Integrative single-cell and bulk transcriptomic analyses identify a robust four-gene signature for risk stratification in neuroblastoma.

Background: Neuroblastoma (NB) is a heterogeneous pediatric malignancy with highly variable outcomes. Traditional clinical factors, such as stage, MYCN status, and patient age, often fail to fully capture disease complexity. Recent advances in single-cell sequencing and integrative transcriptomic analyses provide an opportunity to identify more precise prognostic biomarkers and guide individualized therapies. This study aimed to develop and validate a robust prognostic model for NB by integrating single-cell and bulk transcriptomic data.

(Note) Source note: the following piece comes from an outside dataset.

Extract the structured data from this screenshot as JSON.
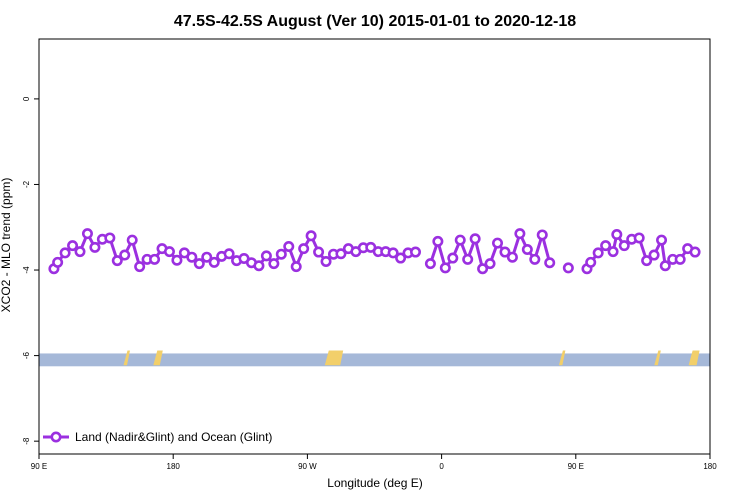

Methods: We integrated seven publicly available single-cell RNA sequencing (scRNA-seq) datasets to form the Neuroblastoma Atlas and stratified tumor cells into high-risk and intermediate/low-risk groups. Differentially expressed genes (DEGs) were identified using defined fold-change and expression thresholds. Candidate genes were further validated using bulk RNA-sequencing data (HRA002064) and intersected with essential genes defined by DepMap Computational estimation of gene dependency using Clustered Regularly Interspaced Short Palindromic Repeats (CRISPR) screening (CERES) scores. From the resulting set, we constructed a multivariate Cox regression-based prognostic model using the GSE49710 dataset. The model's performance was evaluated via Kaplan-Meier curves, time-dependent receiver operating characteristic analysis, and decision curve analysis. External validation was performed in the E-MTAB-8248 dataset, and comparisons with standard clinical indicators (International Neuroblastoma Staging System, MYCN status, age) were conducted.

Results: Integrating scRNA-seq and bulk RNA-seq data identified 123 overlapping DEGs, of which seven genes (BIRC5, CDC2, GINS2, MAD2L1, ORC6L, RRM2, TOP2A) were further prioritized based on CERES dependency scores. Multivariate Cox regression and collinearity screening yielded a four-gene prognostic model (RiskScore) that significantly discriminated high- and low-risk patients in the GSE49710 cohort. Compared to traditional indicators, the four-gene model demonstrated superior time-dependent area under the curve (AUC) values and clinical decision-making benefits. External validation in E-MTAB-8248 confirmed the model's robust predictive performance, with high AUC values at 1-, 3-, and 5-year time points and consistent superiority over clinical parameters.

Conclusions: This study presents a novel four-gene prognostic signature derived from integrative scRNA-seq and bulk RNA-seq analyses. The model outperforms established clinical factors in predicting NB outcomes and provides added clinical decision-making value. Further prospective validation and mechanistic investigations may facilitate the translation of this prognostic signature into routine clinical practice, enabling more refined risk stratification and personalized treatment strategies for children with NB.